Part of The Comeback featuring Robert Downey Jr., Mickey Rourke, John Travolta, Brendan Fraser, and Michael Keaton.
Turning down a $14.5 million rom-com to go dark was either a gamble or a calculated exit, depending on who you ask. After A Time to Kill made him a name in 1996, he spent the 2000s as Hollywood's go-to shirtless beach bum in films like How to Lose a Guy in 10 Days, a run that had critics writing him off. A 20-month voluntary hiatus, a 50-pound weight loss for Dallas Buyers Club, and a nihilistic detective in HBO's True Detective rewrote the entire story. He won the Oscar for Best Actor in 2014. He'd written the goal on a list in 1992.
The Oscar opened doors he'd already decided to walk through. After Dallas Buyers Club, he didn't chase more prestige drama; he spent years writing a memoir in the West Texas desert, co-creating a bourbon label with Wild Turkey, and teaching film at UT Austin as the school's official 'Minister of Culture.' The acting restart in 2025 brought The Lost Bus on Apple TV+ and a Mike Hammer film at Skydance with True Detective's Nic Pizzolatto writing. The career path has always looked like he's running some personal agenda nobody else has access to.

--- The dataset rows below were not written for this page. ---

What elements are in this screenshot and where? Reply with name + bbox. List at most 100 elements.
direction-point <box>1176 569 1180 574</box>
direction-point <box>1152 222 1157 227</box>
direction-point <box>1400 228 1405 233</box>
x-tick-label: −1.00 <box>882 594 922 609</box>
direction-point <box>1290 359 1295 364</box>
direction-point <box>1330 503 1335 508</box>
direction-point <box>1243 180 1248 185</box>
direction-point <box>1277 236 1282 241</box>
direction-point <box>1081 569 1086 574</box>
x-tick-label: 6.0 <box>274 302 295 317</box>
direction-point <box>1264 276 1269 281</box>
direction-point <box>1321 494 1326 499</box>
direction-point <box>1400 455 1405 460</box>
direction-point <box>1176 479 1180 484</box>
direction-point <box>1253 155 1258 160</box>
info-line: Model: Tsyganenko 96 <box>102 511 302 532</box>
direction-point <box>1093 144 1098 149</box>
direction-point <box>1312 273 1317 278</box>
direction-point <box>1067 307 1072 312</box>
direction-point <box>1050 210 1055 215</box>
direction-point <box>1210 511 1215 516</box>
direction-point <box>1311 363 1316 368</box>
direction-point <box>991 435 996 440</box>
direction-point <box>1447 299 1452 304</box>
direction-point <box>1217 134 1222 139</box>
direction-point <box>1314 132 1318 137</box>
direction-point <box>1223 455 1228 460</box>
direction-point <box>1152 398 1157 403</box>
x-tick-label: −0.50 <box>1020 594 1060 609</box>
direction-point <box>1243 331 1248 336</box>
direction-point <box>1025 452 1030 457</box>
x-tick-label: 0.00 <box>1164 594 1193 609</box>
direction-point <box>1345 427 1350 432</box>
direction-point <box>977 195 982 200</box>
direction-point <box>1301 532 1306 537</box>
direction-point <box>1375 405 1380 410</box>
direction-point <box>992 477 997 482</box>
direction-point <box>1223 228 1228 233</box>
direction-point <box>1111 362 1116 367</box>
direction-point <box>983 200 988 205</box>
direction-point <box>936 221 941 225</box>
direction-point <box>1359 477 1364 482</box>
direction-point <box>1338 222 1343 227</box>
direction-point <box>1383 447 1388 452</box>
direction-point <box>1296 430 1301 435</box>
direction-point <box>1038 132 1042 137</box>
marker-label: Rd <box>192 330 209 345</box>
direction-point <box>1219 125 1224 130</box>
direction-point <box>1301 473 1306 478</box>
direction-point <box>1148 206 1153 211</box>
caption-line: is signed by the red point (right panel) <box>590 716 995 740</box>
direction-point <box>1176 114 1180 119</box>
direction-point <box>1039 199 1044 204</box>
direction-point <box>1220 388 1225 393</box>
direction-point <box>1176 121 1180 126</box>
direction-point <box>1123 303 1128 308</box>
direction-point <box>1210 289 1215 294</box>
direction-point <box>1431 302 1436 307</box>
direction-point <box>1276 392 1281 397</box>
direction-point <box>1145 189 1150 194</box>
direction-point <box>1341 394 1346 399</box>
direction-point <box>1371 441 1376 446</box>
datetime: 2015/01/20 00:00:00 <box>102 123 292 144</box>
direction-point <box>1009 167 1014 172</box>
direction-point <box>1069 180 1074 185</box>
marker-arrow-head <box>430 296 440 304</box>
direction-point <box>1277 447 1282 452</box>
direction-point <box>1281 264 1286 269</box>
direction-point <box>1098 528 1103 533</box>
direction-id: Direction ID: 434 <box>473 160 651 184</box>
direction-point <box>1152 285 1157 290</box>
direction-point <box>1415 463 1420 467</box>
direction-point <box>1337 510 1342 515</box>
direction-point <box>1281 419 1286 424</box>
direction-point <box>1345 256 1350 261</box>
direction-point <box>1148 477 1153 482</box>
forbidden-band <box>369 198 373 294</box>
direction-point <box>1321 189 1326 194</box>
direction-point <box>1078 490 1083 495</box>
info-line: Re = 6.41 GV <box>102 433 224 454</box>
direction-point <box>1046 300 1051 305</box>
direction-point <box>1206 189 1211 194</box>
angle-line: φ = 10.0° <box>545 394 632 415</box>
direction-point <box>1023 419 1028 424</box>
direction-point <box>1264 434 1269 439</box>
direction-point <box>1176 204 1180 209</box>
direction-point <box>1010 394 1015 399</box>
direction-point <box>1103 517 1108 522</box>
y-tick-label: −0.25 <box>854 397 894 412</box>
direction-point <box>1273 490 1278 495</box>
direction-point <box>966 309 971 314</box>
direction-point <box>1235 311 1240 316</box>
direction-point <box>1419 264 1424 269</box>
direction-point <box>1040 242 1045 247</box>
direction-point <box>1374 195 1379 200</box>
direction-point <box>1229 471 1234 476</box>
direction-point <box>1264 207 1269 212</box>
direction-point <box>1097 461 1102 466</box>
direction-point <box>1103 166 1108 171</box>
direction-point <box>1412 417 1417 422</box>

He kept a journal starting at 14, and spent 52 days alone in the West Texas desert pulling 36 years of entries into Greenlights. The book's most deadpan detail: a goal list from September 1992 included 'Win an Oscar for Best Actor.' His parents were married three times and divorced twice, to each other. A Rotary Club exchange year sent him to Australia; he expected Sydney and got a tiny town called Warnervale. The chest thump in The Wolf of Wall Street was his personal warm-up ritual. Leonardo DiCaprio told him to do it on camera.